Souvent proposés en alternance, les plans rappellent étrangement un débat politique où chacun se justifie face aux accusations des autres. On en viendrait presque à penser que l’égalité du temps de parole est motivé par le refus d’être critique face à l’un des deux camps.

La presse écrite française est fortement représentée de la plus générale (Le Monde, Libération, l’Humanité,…) à la plus spécialisée (Les Inrocks, Les Cahiers du Cinéma).
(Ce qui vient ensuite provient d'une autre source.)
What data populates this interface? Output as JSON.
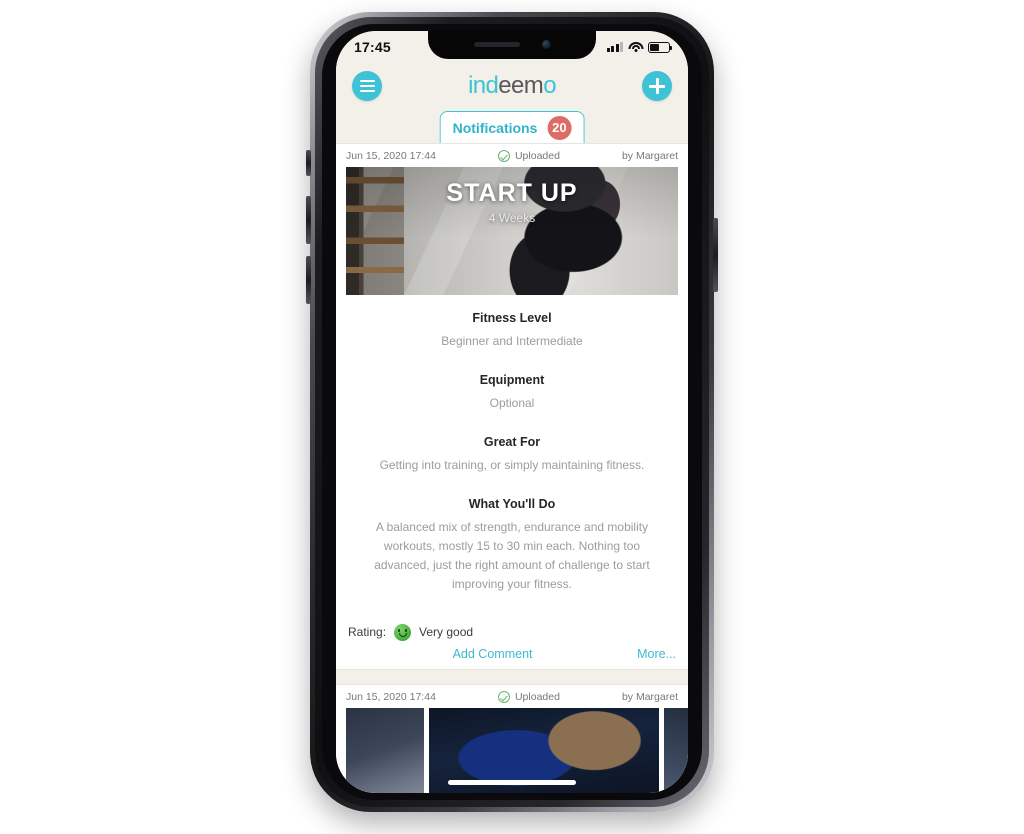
{
  "status_bar": {
    "time": "17:45",
    "signal_icon": "cellular-bars-icon",
    "wifi_icon": "wifi-icon",
    "battery_icon": "battery-icon"
  },
  "app_bar": {
    "menu_icon": "hamburger-menu-icon",
    "add_icon": "plus-icon",
    "logo_part1": "ind",
    "logo_part2": "eem",
    "logo_part3": "o",
    "accent_color": "#3ec3d6",
    "logo_dark_color": "#58595b",
    "background_color": "#f2f0e8"
  },
  "tab": {
    "label": "Notifications",
    "badge_count": "20",
    "badge_color": "#de6b65",
    "border_color": "#3ec3d6",
    "text_color": "#2fb4cb"
  },
  "posts": [
    {
      "date": "Jun 15, 2020 17:44",
      "status": "Uploaded",
      "status_icon": "check-circle-icon",
      "author": "by Margaret",
      "banner": {
        "title": "START UP",
        "subtitle": "4 Weeks"
      },
      "sections": [
        {
          "heading": "Fitness Level",
          "body": "Beginner and Intermediate"
        },
        {
          "heading": "Equipment",
          "body": "Optional"
        },
        {
          "heading": "Great For",
          "body": "Getting into training, or simply maintaining fitness."
        },
        {
          "heading": "What You'll Do",
          "body": "A balanced mix of strength, endurance and mobility workouts, mostly 15 to 30 min each. Nothing too advanced, just the right amount of challenge to start improving your fitness."
        }
      ],
      "rating": {
        "label": "Rating:",
        "icon": "green-smiley-icon",
        "value": "Very good"
      },
      "actions": {
        "add_comment": "Add Comment",
        "more": "More..."
      }
    },
    {
      "date": "Jun 15, 2020 17:44",
      "status": "Uploaded",
      "status_icon": "check-circle-icon",
      "author": "by Margaret"
    }
  ]
}
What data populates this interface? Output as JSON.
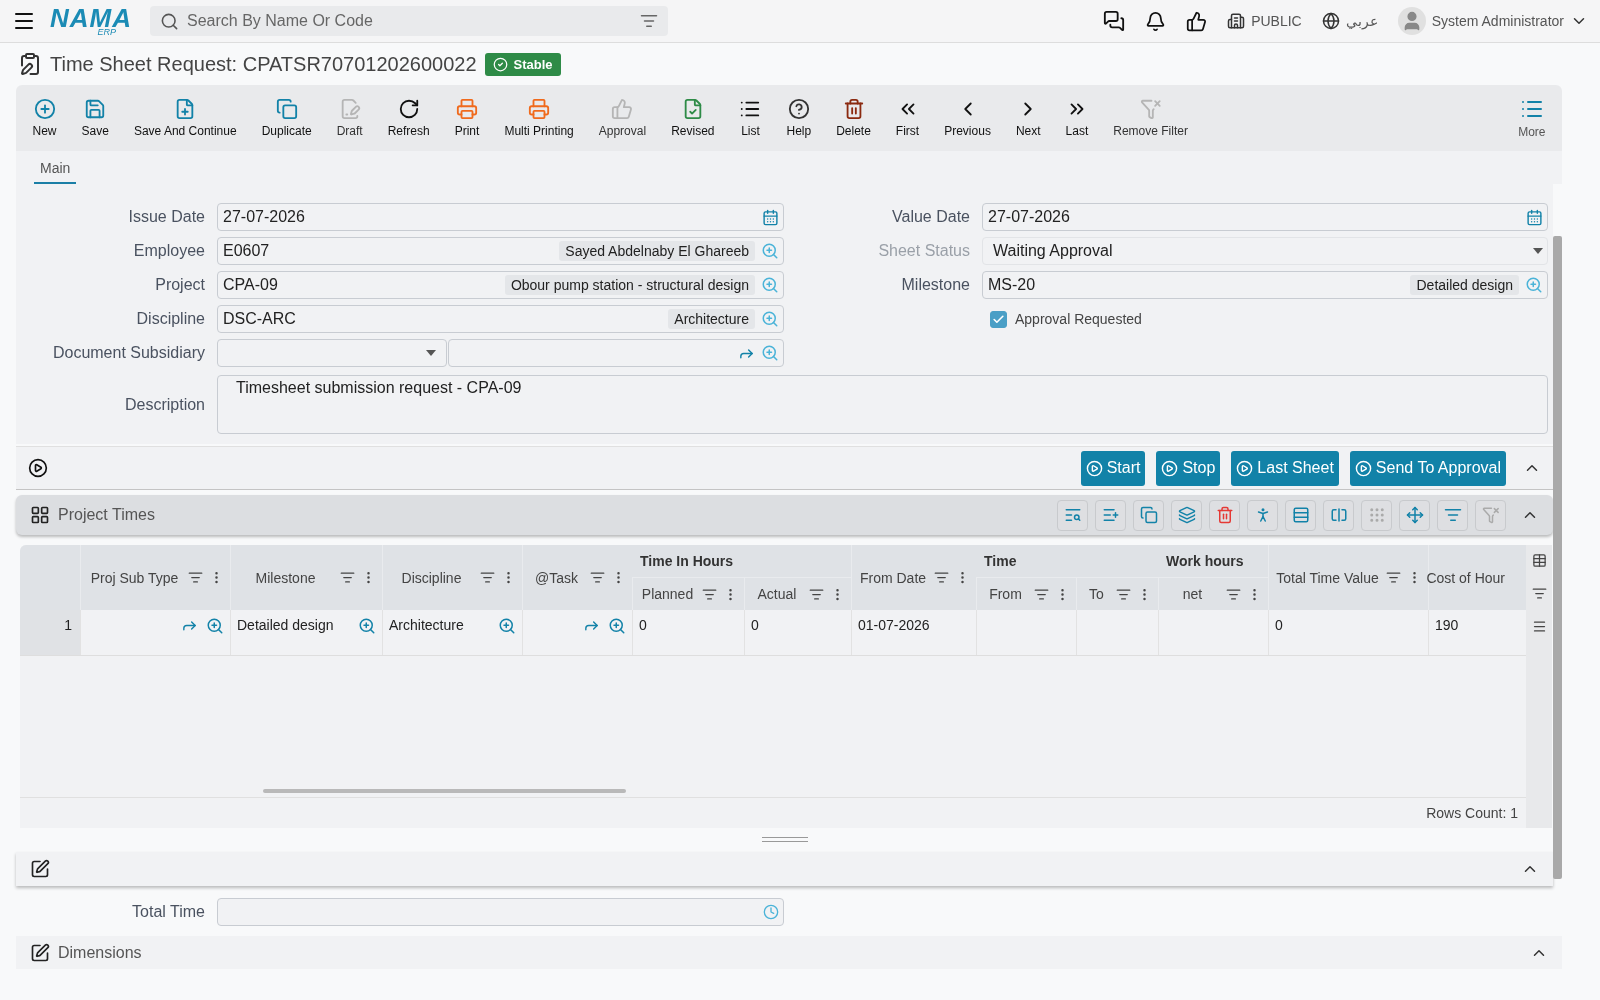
{
  "top_bar": {
    "logo": {
      "name": "NAMA",
      "sub": "ERP"
    },
    "search": {
      "placeholder": "Search By Name Or Code"
    },
    "company": "PUBLIC",
    "language": "عربي",
    "user": "System Administrator"
  },
  "page_title": {
    "title": "Time Sheet Request: CPATSR70701202600022",
    "status": "Stable"
  },
  "toolbar": [
    {
      "kind": "new",
      "label": "New",
      "disabled": false
    },
    {
      "kind": "save",
      "label": "Save",
      "disabled": false
    },
    {
      "kind": "save-continue",
      "label": "Save And Continue",
      "disabled": false
    },
    {
      "kind": "duplicate",
      "label": "Duplicate",
      "disabled": false
    },
    {
      "kind": "draft",
      "label": "Draft",
      "disabled": true
    },
    {
      "kind": "refresh",
      "label": "Refresh",
      "disabled": false
    },
    {
      "kind": "print",
      "label": "Print",
      "disabled": false
    },
    {
      "kind": "multi-print",
      "label": "Multi Printing",
      "disabled": false
    },
    {
      "kind": "approval",
      "label": "Approval",
      "disabled": true
    },
    {
      "kind": "revised",
      "label": "Revised",
      "disabled": false
    },
    {
      "kind": "list",
      "label": "List",
      "disabled": false
    },
    {
      "kind": "help",
      "label": "Help",
      "disabled": false
    },
    {
      "kind": "delete",
      "label": "Delete",
      "disabled": false
    },
    {
      "kind": "first",
      "label": "First",
      "disabled": false
    },
    {
      "kind": "previous",
      "label": "Previous",
      "disabled": false
    },
    {
      "kind": "next",
      "label": "Next",
      "disabled": false
    },
    {
      "kind": "last",
      "label": "Last",
      "disabled": false
    },
    {
      "kind": "remove-filter",
      "label": "Remove Filter",
      "disabled": true
    }
  ],
  "more": {
    "label": "More"
  },
  "tabs": [
    {
      "label": "Main",
      "selected": true
    }
  ],
  "form": {
    "left": [
      {
        "label": "Issue Date",
        "kind": "date",
        "value": "27-07-2026",
        "disabled": false
      },
      {
        "label": "Employee",
        "kind": "lookup",
        "value": "E0607",
        "tag": "Sayed Abdelnaby El Ghareeb",
        "disabled": false
      },
      {
        "label": "Project",
        "kind": "lookup",
        "value": "CPA-09",
        "tag": "Obour pump station - structural design",
        "disabled": false
      },
      {
        "label": "Discipline",
        "kind": "lookup",
        "value": "DSC-ARC",
        "tag": "Architecture",
        "disabled": false
      },
      {
        "label": "Document Subsidiary",
        "kind": "subsidiary",
        "disabled": false
      }
    ],
    "right": [
      {
        "label": "Value Date",
        "kind": "date",
        "value": "27-07-2026",
        "disabled": false
      },
      {
        "label": "Sheet Status",
        "kind": "select",
        "value": "Waiting Approval",
        "disabled": true
      },
      {
        "label": "Milestone",
        "kind": "lookup",
        "value": "MS-20",
        "tag": "Detailed design",
        "disabled": false
      },
      {
        "label": "Approval Requested",
        "kind": "checkbox",
        "checked": true,
        "disabled": false
      }
    ],
    "description": {
      "label": "Description",
      "value": "Timesheet submission request - CPA-09"
    }
  },
  "actions": [
    "Start",
    "Stop",
    "Last Sheet",
    "Send To Approval"
  ],
  "project_times": {
    "title": "Project Times",
    "columns": [
      {
        "label": "Proj Sub Type"
      },
      {
        "label": "Milestone"
      },
      {
        "label": "Discipline"
      },
      {
        "label": "@Task"
      },
      {
        "label": "Planned",
        "group": "Time In Hours"
      },
      {
        "label": "Actual",
        "grouped": true
      },
      {
        "label": "From Date"
      },
      {
        "label": "From",
        "group": "Time"
      },
      {
        "label": "To",
        "grouped": true
      },
      {
        "label": "net",
        "group": "Work hours"
      },
      {
        "label": "Total Time Value"
      },
      {
        "label": "Cost of Hour"
      }
    ],
    "rows": [
      {
        "number": "1",
        "cells": [
          {
            "kind": "link-lookup"
          },
          {
            "kind": "lookup",
            "text": "Detailed design"
          },
          {
            "kind": "lookup",
            "text": "Architecture"
          },
          {
            "kind": "link-lookup"
          },
          {
            "kind": "plain",
            "text": "0"
          },
          {
            "kind": "plain",
            "text": "0"
          },
          {
            "kind": "plain",
            "text": "01-07-2026"
          },
          {
            "kind": "plain"
          },
          {
            "kind": "plain"
          },
          {
            "kind": "plain"
          },
          {
            "kind": "plain",
            "text": "0"
          },
          {
            "kind": "plain",
            "text": "190"
          }
        ]
      }
    ],
    "rows_count": "Rows Count: 1"
  },
  "total_time": {
    "label": "Total Time"
  },
  "dimensions": {
    "title": "Dimensions"
  }
}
Ce constat peut paraître neutre mais il apparaît manifestement que si la prose écrite peut s’apparenter à de la création, Le Masque et la Plume — seul exemple de critique hors presse — vise la destruction pure et simple.

Les habitués de cette célèbre émission radiophonique ainsi que ceux de Ca Balance à Paris et consorts savent qu’il s’agit plus souvent de spectacles de divertissement (en l’occurrence de tauromachie) que de débats culturels, mais il manque peut être un avis contradictoire. Au temps pour l’impartialité.

L’aspect international apporte un réel souffle d’air frais et permet de comprendre comment les différences culturelles qui influencent le septième art (alors qu’on parle d’industrie aux Etats-Unis, pour dire) affectent également le journalisme. Quant à elles, les anecdotes des participants (de grande renommée pour les initiés) et les petites tranches de vie artistiques permettent de détendre une atmosphère parfois tendue.

C’est que, comme le titre l’indique, le documentaire présente ces interactions comme une relation amoureuse entre coups de foudre, souvenirs des premières fois, petites et grandes trahisons ainsi que des ruptures douloureuses. Si les mots des critiques sont durs sur le papier, ceux des réalisateurs le sont encore plus sur la pellicule. Question de terrain favorable, il faut croire. Ces êtres qui ne se ressemblent pas et qui ne se croisent presque jamais sont malgré tout condamnés à vivre ensemble.